Mit dem Rettungshubschrauber wurde der Verletzte von Straelen in die Duisburger Unfallklinik gebracht.Foto: Feuerwehr Straelen

STRAELEN. Zu einem Betriebsunfall mit einer eingeklemmten Person wurden die Kameraden des Löschzuges Straelen – Stadt und der Löschgruppe Auwel-Holt am Dienstag, 23. August, um 18.32 Uhr alarmiert. In einem Straelener Produktionsbetrieb für Salat- und Gemüseverarbeitung wurde ein Mitarbeiter aus bisher ungeklärter Ursache in den Kettenantrieb eines Förderbandes eingeklemmt und erlitt dabei erhebliche Verletzungen am Arm.

Um die verletze Person möglichst schnell notärztlich und intensivmedizinisch zu versorgen, sowie aufgrund der Schwere und der Art der Verletzung wurde der Rettungshubschrauber Christoph 9 aus Duisburg von der Kreisleitstelle Kleve alarmiert. Die Feuerwehr unterstützte den Rettungsdienst bei der Rettung der eingeklemmten Person und sicherte den Landeplatz für den Rettungshubschrauber.

Nach der medizinischen Erstversorgung im Rettungswagen wurde die verletzte Person mit dem Rettungshubschrauber in die berufsgenossenschaftliche Unfallklinik Duisburg geflogen. Eine zweite Person, die einen Schock erlitten hatte, wurde mit dem Rettungswagen ins Krankenhaus Geldern transportiert.

Der Löschzug der Stadt war mit dem Hilfeleistungslöschfahrzeug, dem Tanklöschfahrzeug und einem Einsatzleitfahrzeug vor Ort. Die Löschgruppe Auwel-Holt unterstützte mit einem Löschgruppenfahrzeug.
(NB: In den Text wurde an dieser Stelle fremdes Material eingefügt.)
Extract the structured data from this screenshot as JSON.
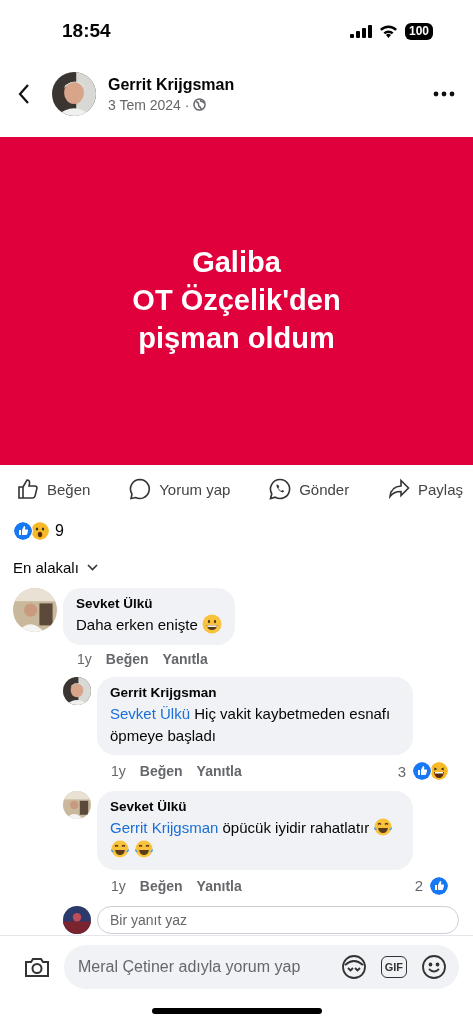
{
  "status_bar": {
    "time": "18:54",
    "battery": "100"
  },
  "post": {
    "author": "Gerrit Krijgsman",
    "date": "3 Tem 2024 ·",
    "avatar": {
      "kind": "picture"
    },
    "banner_lines": [
      "Galiba",
      "OT Özçelik'den",
      "pişman oldum"
    ]
  },
  "actions": [
    {
      "kind": "like",
      "label": "Beğen"
    },
    {
      "kind": "comment",
      "label": "Yorum yap"
    },
    {
      "kind": "whatsapp",
      "label": "Gönder"
    },
    {
      "kind": "share",
      "label": "Paylaş"
    }
  ],
  "reaction_summary": {
    "reactions": [
      {
        "kind": "like"
      },
      {
        "kind": "wow"
      }
    ],
    "count": "9"
  },
  "sort": {
    "label": "En alakalı"
  },
  "comments": [
    {
      "author": "Sevket Ülkü",
      "text": "Daha erken enişte",
      "emojis": [
        {
          "kind": "grin"
        }
      ],
      "time": "1y",
      "like_label": "Beğen",
      "reply_label": "Yanıtla",
      "replies": [
        {
          "author": "Gerrit Krijgsman",
          "mention": "Sevket Ülkü",
          "text": "Hiç vakit kaybetmeden esnafı öpmeye başladı",
          "time": "1y",
          "like_label": "Beğen",
          "reply_label": "Yanıtla",
          "reaction_count": "3",
          "reactions": [
            {
              "kind": "like"
            },
            {
              "kind": "haha"
            }
          ]
        },
        {
          "author": "Sevket Ülkü",
          "mention": "Gerrit Krijgsman",
          "text": "öpücük iyidir rahatlatır",
          "emojis": [
            {
              "kind": "tears"
            },
            {
              "kind": "tears"
            },
            {
              "kind": "tears"
            }
          ],
          "time": "1y",
          "like_label": "Beğen",
          "reply_label": "Yanıtla",
          "reaction_count": "2",
          "reactions": [
            {
              "kind": "like"
            }
          ]
        }
      ]
    }
  ],
  "reply_field": {
    "placeholder": "Bir yanıt yaz"
  },
  "composer": {
    "placeholder": "Meral Çetiner adıyla yorum yap",
    "gif_label": "GIF"
  }
}
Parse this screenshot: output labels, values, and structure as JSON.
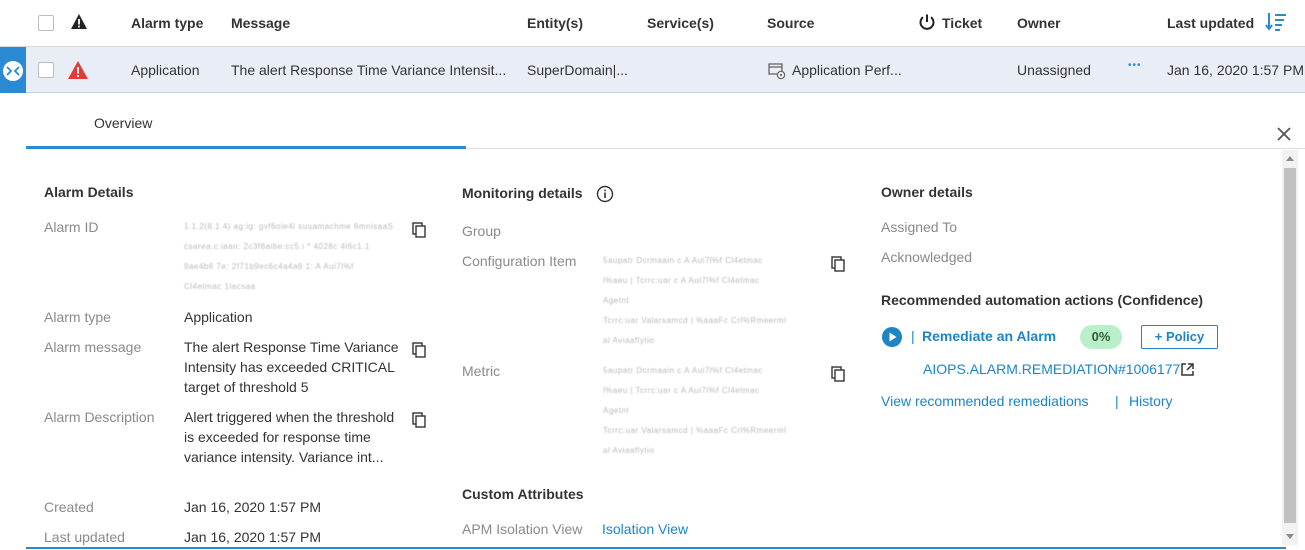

Insgesamt waren 26 Kameraden an dem Einsatz beteiligt. Der Rettungsdienst des Kreises Kleve war mit dem Rettungswagen Wachtendonk und dem Notarzteisatzfahrzeug Goch an der Unfallstelle.

Bei diesem Einsatz erfolgte die Alarmierung der Feuerwehr auch über die Sirenen im Stadtgebiet. Die Sirenen werden immer dann mit ausgelöst, wenn es sich um eine Großschadenslage handelt, oder die Gesundheit von Menschen akut bedroht ist.

In den 90er Jahren wurden viele Sirenen außer Betrieb genommen und die „stille“ Alarmierung mit den sog. Funkmeldeempfängern (Piepser) eingeführt. In den letzten Jahren wurden viele dieser Sirenen in ganz NRW wieder in Betrieb genommen, nicht zuletzt um auch die Bevölkerung warnen zu können. Die Alarmierung der Feuerwehr besteht aus einem einminütigem Heulton, der zweimal unterbrochen wird.

In Straelen erfolgt die Alarmierung der Einsatzkräfte ebenfalls über die Piepser sowie über das Handy. Der Probealarm der Sirenen findet monatlich an jedem dritten Samstag um 12.30 Uhr statt.